Vulnerable clients more likely to open up with proactive adviser

Clients experiencing vulnerability are most likely to communicate issues to a proactive adviser, research has shown.

Research from Just Group found the majority (84 per cent) of advised clients over the age of 45 did not tell their financial adviser about a life event that could result in vulnerability.

The survey, conducted by Opinium, surveyed 2,206 UK adults over the age of 45 who either currently or previously had a financial adviser.

The survey took place between October 29 and November 2.

When asked for the reason why they did not inform their adviser about the vulnerability they were experiencing, the top three answers given were the client thought it was not relevant to their adviser, it was considered a private matter or the client did not think it was relevant to their future plans.

Just Group added that the clients who did disclose their circumstances to advisers were met with a “mixed response”.

Just stated: “Positive comments included people saying the adviser was more understanding about the client’s emotional situation after marriage break-up, were more compassionate and more sympathetic to those impacted by illness in the family. 

“However, in about a third of cases they said disclosure made no difference.”

Why didn’t you tell your financial adviser?

All

Male

Female

It wasn’t relevant to my adviser

32%

31%

32%

I considered it to be a private matter

28%

30%

27%

It wasn’t relevant to my future plans

26%

26%

27%

It was none of their business

15%

20%

11%

They didn’t ask/raise the issue

8%

8%

8%

I was too embarrassed

6%

4%

7%

I would not trust my adviser with such personal information 

4%

6%

3%

Other

16%

15%

16%

Source: Just Group, respondents who had experienced vulnerability

Stephen Lowe, group communications director at Just Group said that some important conclusions could be drawn from the research about how a firm could go forward with their vulnerable customer strategy in future. 

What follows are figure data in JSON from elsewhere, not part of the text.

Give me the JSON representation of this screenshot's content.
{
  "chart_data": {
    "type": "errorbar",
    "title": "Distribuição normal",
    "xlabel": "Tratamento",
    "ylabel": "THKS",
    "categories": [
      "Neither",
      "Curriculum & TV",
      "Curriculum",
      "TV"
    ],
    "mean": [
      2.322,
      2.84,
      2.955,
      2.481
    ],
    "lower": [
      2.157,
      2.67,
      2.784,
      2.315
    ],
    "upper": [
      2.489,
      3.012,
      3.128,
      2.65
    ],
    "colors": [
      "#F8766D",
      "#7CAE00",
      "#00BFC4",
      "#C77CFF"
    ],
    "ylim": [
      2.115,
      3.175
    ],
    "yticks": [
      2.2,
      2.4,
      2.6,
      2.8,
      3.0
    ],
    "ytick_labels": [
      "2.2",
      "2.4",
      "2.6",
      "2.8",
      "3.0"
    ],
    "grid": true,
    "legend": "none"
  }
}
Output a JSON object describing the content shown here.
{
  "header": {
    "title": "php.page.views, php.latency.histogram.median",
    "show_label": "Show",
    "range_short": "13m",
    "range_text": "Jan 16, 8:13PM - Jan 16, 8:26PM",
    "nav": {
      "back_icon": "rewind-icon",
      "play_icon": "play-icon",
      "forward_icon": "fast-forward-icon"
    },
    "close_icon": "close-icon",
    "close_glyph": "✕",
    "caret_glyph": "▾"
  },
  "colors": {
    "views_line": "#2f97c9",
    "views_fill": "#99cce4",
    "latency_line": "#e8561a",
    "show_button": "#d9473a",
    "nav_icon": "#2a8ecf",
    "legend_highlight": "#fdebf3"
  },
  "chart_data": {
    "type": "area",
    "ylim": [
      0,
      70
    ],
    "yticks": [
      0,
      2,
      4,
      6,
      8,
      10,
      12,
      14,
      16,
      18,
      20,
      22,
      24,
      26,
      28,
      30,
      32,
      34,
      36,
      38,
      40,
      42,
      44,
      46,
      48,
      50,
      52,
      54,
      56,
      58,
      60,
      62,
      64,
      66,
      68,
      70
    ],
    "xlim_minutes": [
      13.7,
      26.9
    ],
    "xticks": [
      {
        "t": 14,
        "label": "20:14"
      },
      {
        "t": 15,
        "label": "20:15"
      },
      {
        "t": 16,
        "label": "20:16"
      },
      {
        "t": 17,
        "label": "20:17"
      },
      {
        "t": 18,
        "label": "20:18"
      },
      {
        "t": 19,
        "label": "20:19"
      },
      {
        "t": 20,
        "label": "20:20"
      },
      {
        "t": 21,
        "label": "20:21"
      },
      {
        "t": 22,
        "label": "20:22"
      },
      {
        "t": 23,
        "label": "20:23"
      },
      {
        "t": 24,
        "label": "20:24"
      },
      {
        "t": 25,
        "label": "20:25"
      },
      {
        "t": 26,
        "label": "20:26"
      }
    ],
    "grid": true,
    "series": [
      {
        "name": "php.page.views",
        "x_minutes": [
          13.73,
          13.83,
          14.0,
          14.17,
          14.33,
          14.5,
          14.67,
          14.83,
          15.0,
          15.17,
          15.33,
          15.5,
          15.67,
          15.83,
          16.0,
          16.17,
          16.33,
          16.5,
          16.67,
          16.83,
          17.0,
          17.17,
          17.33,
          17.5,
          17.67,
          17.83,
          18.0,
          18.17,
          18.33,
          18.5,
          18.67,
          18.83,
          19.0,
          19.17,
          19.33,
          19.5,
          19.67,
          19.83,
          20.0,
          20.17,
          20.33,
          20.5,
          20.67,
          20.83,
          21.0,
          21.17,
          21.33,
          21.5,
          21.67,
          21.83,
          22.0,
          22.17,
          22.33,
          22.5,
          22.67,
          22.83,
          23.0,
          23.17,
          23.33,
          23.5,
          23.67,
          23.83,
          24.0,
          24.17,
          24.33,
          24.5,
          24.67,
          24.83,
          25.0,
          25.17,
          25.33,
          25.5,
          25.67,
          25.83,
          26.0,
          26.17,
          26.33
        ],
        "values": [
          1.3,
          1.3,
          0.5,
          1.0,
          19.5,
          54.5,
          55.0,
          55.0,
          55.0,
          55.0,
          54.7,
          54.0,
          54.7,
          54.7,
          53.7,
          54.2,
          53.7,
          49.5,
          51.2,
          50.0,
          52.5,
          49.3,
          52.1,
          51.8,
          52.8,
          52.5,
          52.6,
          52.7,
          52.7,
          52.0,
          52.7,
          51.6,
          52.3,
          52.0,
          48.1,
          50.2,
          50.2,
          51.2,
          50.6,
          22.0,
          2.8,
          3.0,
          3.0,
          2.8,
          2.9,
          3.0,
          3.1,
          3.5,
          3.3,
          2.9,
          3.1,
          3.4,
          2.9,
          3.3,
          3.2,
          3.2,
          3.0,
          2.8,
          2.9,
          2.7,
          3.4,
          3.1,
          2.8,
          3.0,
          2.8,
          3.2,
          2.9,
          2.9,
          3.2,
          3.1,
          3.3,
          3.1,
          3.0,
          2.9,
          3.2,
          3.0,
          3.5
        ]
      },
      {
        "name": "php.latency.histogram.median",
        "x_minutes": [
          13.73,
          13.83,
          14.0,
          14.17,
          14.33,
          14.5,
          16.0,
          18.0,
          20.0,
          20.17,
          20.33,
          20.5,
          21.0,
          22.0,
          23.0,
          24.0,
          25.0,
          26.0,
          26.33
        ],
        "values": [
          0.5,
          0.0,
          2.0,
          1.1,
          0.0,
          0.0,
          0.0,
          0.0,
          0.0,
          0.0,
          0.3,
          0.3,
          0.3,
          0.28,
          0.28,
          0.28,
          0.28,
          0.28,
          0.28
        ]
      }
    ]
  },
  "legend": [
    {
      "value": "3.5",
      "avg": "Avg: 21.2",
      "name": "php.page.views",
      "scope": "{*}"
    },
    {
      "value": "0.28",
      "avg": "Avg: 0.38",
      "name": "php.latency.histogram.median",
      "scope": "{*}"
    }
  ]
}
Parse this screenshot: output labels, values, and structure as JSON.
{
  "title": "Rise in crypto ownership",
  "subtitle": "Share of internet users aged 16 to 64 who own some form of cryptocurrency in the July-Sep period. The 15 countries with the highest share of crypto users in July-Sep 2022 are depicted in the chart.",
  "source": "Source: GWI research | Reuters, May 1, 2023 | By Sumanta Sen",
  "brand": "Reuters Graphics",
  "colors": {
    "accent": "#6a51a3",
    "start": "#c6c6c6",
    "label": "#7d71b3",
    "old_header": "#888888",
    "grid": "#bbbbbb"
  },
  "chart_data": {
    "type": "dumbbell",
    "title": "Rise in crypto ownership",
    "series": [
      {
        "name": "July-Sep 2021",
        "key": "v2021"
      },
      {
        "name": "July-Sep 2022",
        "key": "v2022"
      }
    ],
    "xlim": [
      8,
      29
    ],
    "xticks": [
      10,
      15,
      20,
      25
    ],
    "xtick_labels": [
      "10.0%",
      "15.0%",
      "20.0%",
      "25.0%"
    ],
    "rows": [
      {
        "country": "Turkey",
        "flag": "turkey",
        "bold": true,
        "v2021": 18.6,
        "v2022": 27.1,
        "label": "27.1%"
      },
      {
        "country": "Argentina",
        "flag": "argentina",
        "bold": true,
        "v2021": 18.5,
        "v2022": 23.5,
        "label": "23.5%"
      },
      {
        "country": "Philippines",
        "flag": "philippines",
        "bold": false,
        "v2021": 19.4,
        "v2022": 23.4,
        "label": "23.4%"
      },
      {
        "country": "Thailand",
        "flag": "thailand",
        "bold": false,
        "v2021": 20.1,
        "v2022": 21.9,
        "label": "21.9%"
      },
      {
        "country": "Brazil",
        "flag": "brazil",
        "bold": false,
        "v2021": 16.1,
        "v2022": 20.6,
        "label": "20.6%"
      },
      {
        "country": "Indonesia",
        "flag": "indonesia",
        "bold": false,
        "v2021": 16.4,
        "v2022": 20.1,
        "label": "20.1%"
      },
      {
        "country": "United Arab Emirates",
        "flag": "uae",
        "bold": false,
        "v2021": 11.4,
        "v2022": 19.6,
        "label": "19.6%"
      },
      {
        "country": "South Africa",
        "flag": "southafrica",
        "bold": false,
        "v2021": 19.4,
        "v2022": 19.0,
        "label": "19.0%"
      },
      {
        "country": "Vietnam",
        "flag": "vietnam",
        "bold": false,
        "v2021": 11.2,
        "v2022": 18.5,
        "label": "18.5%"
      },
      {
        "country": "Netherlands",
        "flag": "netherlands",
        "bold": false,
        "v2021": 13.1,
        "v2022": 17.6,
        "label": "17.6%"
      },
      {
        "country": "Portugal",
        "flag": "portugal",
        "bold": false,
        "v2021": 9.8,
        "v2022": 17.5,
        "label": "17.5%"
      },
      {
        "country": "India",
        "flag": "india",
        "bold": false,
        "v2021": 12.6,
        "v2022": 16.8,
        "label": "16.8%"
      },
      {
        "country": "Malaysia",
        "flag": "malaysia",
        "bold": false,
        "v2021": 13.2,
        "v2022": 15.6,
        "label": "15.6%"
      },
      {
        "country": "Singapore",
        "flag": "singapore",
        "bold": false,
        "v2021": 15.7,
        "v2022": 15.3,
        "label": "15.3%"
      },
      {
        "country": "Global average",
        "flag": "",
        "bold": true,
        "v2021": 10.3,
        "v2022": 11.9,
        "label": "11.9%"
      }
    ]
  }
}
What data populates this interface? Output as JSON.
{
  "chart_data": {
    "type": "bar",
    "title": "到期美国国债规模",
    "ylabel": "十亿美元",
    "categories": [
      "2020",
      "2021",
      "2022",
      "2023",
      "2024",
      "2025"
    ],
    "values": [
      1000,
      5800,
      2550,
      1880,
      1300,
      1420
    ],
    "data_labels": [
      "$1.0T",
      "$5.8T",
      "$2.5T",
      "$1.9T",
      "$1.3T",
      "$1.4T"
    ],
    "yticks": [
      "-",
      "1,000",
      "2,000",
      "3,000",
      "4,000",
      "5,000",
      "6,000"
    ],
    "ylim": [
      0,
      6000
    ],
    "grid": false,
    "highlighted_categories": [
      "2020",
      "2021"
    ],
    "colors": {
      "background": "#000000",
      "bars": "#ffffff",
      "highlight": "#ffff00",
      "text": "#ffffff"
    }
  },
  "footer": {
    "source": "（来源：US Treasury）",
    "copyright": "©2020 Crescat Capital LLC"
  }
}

“Clients seem much more likely to talk about their circumstances if the adviser has previously highlighted it as important and expected,” he said. “That means touchpoints such as reviews and communications should be used to educate and reinforce the message about vulnerability."

Do you think if your adviser undertook any of the following it would help you engage more closely with the issue of vulnerability and how it might affect you?

Yes

No

Provide clients with a checklist of all the potential characteristics of vulnerability

61%

39%

Educate clients on the range of characteristics of vulnerabilities

57%

43%

Emphasise the importance of clients disclosing characteristics of vulnerability

56%

44%

Ask clients more questions around characteristics of vulnerability

55%

45%

Develop closer personal ties with their clients

51%

49%

Source: Just Group, respondents who said they had experienced vulnerability and did not mention it to their financial adviser

He added: “While the majority may react positively to this kind of active engagement that still leaves a sizeable rump of clients who still may resist. There is an opportunity for the industry to keep working together and sharing best practice to ensure we can meet our regulatory responsibilities.” 

Lowe added that it was important that clients who do divulge vulnerable circumstances are made to feel they made the right choice in terms of extra care and attention they receive.

The Financial Conduct Authority's Financial Lives 2020 survey found 53 per cent of UK adults had one of more characteristics of vulnerability.

In the FCA's guidance in this area, which was published in February 2021, the regulator warned that its focus on the way firms treat vulnerable clients will not be a "one-off exercise".

In the paper, it said firms could expect to be asked to demonstrate how their business model, actions and culture ensured the fair treatment of all customers on a regular basis.

The guidance could also be relevant in any enforcement cases against firms under its watch.